The record indicates that it is the cable operators, not Warren, that determine, in the case of a multiple-community system, the community name under which to list the factual data for the entire cable system. Therefore, Warren cannot prevail in its claim that it undertakes original selection in employing the principal community concept. Rather, it has created an effective system for determining where the cable operators prefer to have the data listed. While Warren may have found an efficient method of gathering this information, it lacks originality, which is the sine qua non of copyright.
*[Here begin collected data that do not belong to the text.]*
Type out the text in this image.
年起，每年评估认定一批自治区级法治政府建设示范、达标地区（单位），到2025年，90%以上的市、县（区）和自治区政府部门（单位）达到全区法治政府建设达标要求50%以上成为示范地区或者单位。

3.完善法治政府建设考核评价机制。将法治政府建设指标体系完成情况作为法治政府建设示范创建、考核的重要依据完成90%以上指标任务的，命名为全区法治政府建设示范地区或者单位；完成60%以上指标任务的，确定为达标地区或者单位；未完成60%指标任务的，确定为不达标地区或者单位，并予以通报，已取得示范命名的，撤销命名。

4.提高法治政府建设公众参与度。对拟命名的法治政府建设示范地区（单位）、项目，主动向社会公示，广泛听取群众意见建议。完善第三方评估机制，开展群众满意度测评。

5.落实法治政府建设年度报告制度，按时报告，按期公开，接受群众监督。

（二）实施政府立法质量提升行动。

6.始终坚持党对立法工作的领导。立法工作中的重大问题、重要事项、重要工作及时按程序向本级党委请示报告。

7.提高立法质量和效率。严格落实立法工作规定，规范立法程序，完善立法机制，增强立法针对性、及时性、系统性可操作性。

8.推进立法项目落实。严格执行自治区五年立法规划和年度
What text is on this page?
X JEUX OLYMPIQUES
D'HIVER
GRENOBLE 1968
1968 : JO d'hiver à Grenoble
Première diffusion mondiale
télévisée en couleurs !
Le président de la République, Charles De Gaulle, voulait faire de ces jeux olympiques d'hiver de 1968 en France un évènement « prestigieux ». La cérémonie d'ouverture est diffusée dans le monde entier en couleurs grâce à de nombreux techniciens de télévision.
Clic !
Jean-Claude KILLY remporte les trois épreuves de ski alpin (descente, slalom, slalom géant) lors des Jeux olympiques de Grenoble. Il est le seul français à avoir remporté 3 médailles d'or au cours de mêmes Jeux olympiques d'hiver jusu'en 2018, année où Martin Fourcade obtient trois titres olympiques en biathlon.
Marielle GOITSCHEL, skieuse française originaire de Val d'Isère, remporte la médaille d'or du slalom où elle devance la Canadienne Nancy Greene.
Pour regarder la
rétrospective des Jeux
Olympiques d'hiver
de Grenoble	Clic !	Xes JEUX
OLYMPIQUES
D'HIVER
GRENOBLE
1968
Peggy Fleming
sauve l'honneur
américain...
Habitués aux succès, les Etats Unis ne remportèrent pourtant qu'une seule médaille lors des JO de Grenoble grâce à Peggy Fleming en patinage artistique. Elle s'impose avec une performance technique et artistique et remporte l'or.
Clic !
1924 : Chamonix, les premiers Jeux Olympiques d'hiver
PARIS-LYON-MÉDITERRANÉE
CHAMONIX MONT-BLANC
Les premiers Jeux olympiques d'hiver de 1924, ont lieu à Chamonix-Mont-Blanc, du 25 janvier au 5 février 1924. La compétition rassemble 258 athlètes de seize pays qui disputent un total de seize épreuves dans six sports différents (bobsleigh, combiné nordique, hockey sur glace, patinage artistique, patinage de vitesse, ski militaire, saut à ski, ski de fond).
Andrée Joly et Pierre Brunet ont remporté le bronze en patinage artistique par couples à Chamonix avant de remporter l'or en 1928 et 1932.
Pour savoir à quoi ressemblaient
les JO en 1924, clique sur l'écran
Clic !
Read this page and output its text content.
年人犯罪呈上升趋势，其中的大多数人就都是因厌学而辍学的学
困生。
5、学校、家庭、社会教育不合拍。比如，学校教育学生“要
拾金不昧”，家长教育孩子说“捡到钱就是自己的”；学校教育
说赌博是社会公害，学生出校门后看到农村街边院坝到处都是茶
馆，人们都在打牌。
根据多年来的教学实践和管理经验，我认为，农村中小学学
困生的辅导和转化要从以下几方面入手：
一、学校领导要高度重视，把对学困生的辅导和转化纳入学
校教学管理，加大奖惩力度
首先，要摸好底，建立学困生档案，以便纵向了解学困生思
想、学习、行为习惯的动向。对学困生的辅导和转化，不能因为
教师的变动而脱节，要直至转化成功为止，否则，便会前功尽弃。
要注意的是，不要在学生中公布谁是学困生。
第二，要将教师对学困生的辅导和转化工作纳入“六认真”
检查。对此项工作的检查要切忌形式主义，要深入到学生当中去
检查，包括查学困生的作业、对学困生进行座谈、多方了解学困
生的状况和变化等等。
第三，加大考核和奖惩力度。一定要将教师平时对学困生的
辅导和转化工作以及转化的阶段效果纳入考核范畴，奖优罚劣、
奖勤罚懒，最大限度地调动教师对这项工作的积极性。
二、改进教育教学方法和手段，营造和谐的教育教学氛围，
See Feist, 499 U.S. at 345, 111 S.Ct. at 1287. Thus, the district court erred in finding that Warren’s principal community “system” was sufficiently creative and original to be entitled to copyright protection.
III. CONCLUSION
The district court erred in granting Warren a preliminary injunction based on its erroneous ruling on the principal community selection issue. Although the record indicates that Mierodos’s choices as to where to list the factual data on cable systems had an extremely high correlation with Warren’s principal community listings, Microdos cop[1521]*1521ied no original selection, coordination, or arrangement of Warren’s factual compilation. Warren thus failed to show a substantial likelihood of success on the merits. We therefore VACATE the preliminary injunction entered by the district court and REMAND for proceedings consistent with this opinion.